As Olympus attempts to recover from a year of scandal, catastrophic losses and allegations of fraud, the latest development is that 2,700 jobs will be cut to re-balance the books.
The cuts, which account for about 7% of its 40,000 workforce and will take place over the next two years, come as Olympus seeks to return to profit after sinking into the red last year with a loss of 48.99bn yen (£399.4m).
Olympus, the camera maker and a leading seller of endoscopes, calculates it will earn a 7bn yen profit this year as it consolidates its global manufacturing base and trims staff costs.
Olympus says it’s hoping to make a ‘fresh start.’ Along with its balance sheets, the Japanese company’s reputation has also taken a blow after a £1.1bn accounting fraud was uncovered by its former CEO Michael Woodford.
Olympus’ loss last year was mainly related to huge chunks of money paid to cover up losses dating back to the 1990s. This included a $687m fee-payment to financial advisers during the acquisition of UK medical equipment company Gyrus.
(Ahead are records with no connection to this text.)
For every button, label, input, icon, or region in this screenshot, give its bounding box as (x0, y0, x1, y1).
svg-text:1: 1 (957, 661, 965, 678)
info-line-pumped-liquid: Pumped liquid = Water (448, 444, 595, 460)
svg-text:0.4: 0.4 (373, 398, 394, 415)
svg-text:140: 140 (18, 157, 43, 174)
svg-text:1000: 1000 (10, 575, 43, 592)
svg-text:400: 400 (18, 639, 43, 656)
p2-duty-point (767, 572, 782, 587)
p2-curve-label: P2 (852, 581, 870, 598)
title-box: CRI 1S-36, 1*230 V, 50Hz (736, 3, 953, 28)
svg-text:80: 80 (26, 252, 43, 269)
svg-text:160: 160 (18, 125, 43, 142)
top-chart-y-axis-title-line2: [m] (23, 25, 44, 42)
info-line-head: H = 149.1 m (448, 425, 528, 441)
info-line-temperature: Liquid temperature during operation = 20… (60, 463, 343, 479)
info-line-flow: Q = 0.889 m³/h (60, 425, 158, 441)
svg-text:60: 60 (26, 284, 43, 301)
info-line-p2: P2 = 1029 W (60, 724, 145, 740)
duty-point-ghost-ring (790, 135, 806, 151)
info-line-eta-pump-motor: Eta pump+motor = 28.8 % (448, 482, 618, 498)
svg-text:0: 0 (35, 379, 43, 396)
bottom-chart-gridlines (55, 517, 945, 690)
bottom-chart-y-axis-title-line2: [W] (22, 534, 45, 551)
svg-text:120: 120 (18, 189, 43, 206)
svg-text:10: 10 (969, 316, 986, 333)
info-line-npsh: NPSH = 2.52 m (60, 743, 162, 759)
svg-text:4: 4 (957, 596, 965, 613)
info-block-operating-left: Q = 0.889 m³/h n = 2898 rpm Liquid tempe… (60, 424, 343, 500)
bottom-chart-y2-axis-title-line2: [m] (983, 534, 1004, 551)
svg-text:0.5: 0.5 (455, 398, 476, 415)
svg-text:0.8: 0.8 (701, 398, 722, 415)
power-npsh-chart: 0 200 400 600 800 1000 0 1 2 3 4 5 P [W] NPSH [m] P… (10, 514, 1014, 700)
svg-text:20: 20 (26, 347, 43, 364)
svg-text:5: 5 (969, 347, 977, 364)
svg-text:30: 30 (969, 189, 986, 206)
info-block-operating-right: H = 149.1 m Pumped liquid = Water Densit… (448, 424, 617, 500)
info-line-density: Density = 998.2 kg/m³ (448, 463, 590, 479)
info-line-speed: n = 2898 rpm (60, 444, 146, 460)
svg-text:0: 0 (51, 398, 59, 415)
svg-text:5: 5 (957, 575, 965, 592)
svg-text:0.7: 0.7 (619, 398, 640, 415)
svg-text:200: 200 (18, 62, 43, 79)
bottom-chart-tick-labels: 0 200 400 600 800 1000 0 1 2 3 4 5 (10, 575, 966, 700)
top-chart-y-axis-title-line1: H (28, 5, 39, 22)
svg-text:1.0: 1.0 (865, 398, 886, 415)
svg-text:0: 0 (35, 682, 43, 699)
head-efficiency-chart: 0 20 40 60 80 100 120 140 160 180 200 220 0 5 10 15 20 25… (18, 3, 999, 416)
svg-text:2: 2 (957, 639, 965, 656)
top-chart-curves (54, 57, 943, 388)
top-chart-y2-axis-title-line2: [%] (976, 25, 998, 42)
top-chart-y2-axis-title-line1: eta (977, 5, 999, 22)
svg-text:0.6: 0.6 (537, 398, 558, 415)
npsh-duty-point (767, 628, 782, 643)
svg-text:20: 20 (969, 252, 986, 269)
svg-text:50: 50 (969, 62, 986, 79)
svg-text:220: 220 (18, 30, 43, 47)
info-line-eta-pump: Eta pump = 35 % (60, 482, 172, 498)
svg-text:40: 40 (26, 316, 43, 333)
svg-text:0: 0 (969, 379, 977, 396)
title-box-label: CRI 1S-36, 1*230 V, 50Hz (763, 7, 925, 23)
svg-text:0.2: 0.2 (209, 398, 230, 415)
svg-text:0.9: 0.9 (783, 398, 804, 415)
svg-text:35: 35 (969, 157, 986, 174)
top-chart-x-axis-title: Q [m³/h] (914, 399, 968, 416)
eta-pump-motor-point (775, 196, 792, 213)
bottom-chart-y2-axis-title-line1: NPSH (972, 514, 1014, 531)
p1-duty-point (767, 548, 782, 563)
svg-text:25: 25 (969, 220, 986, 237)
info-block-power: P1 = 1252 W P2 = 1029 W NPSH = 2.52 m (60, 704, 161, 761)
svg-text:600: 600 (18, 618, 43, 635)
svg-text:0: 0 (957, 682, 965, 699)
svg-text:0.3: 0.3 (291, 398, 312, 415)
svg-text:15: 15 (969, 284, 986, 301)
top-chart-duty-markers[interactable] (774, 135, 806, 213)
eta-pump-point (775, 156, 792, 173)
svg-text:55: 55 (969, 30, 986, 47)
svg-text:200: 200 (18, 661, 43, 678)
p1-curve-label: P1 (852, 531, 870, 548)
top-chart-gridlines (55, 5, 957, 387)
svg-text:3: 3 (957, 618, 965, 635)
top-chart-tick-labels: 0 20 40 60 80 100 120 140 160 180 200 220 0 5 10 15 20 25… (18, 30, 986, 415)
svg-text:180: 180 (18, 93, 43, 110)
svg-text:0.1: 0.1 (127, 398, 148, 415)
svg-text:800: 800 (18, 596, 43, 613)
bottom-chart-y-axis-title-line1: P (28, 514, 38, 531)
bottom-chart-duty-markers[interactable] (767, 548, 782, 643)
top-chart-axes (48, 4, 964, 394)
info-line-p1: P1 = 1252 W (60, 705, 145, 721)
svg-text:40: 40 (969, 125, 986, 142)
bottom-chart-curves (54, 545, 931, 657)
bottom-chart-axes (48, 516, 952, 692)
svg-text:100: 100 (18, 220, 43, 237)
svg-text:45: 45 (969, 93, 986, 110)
Woodford uncovered the losses within two months of becoming the company’s first non-Japanese chief executive and was fired in October 2011.
Olympus also confirmed today that it had settled a £10m payout with Woodford, who took his former employer to an employment tribunal in east London last week. Olympus shares closed at 1,297 yen in Asia – still half their worth than their 2,482 yen peak the day before Woodford was sacked.